By the time they took over, Swordfish Lodge Management, which ran the lodge and whose only director was Bryers, was $2.7 million in debt. The accounts were in a mess with a substantial amount owing to Inland Revenue, and the lodge had a 75 per cent vacancy rate.
But the creditors, led by Annette Rowson, of Papamoa, approached an Auckland law firm which applied for a court-appointed administrator, a first in New Zealand since company insolvency law changed last year.
The investors were pleased to make history. The alternative would have been to appoint a liquidator and risk losing everything.
But sitting in the sun at the Gulf Harbour Country Club, a short drive from the lodge, they know they are in for a tough time.

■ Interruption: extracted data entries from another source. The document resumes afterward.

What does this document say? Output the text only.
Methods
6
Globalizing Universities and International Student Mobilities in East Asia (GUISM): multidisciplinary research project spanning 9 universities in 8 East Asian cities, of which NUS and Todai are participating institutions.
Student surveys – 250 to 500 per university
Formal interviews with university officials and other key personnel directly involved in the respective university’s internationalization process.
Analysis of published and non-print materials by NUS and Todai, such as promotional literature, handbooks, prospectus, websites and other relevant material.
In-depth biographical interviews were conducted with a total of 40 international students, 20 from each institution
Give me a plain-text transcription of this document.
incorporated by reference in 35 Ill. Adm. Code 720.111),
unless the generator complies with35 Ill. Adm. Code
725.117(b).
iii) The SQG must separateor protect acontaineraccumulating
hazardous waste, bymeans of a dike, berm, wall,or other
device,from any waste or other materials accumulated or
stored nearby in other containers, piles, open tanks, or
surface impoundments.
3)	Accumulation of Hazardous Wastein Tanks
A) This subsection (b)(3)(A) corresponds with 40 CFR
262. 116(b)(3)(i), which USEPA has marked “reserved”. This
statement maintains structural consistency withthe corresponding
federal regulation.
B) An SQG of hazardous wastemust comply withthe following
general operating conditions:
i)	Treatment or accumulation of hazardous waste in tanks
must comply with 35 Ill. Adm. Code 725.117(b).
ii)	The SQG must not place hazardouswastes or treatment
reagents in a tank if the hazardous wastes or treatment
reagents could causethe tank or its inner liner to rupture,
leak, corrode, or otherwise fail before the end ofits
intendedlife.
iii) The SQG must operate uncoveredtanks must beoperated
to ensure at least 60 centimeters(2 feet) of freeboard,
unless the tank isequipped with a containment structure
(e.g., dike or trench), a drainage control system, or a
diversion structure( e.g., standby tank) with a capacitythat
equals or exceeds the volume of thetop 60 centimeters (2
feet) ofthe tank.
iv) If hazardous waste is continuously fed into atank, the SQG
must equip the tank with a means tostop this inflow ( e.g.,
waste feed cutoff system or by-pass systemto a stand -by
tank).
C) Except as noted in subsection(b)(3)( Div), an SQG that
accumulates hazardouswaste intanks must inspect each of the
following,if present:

Winter is coming, maintenance costs are mounting, the lodge is rarely well-booked, they have to find new hotel managers and the kitchen is closed.
The investors are unsure who owns the kitchen, or a large conference room.
They are the subject of a dispute between Bryers and Starline, a company owned by developers Roger Coulson and Jamie Peters.
With the kitchen closed, the investors need the country club's catering services to honour a wedding booked this weekend, and for another wedding and three conferences.
They will lose even more money to honour the bookings. The deposits for the functions have long gone, and the club's catering quotes are more expensive than they budgeted for.
But, they shrug, that's life. They've just got to get on with it.
They can't believe the lodge has been running at a loss since 2005 without them knowing, propped up by Blue Sky Holdings, one of 21 Blue Chip companies in liquidation.
Rowson and her husband Kevin were among the few investors who realised they were buying a hotel room. Most of the others thought they were buying a self-contained unit which could be rented out.
Some thought they were buying homes, which the tenants could buy after three years using a "gift" from the Blue Chip company managing the property as a deposit.
They point to the stove listed in the chattels. Instead they got a hotel room with a sink, a small fridge and a kettle.
Now they've registered a new company, Gulf Harbour Investors Association Ltd, trading as Gulf Harbour Lodge.
Lodge guests have traditionally had the right to use the neighbouring club's tennis court, pool, spa and gym, and they hope that continues.
In the meantime, there is maintenance to be done, guests to attract and marketing plans to be made.
As they tell their story, they interject in short bursts. "We've come out fighting," says one. Another adds: "We're pig-headed enough to make this work."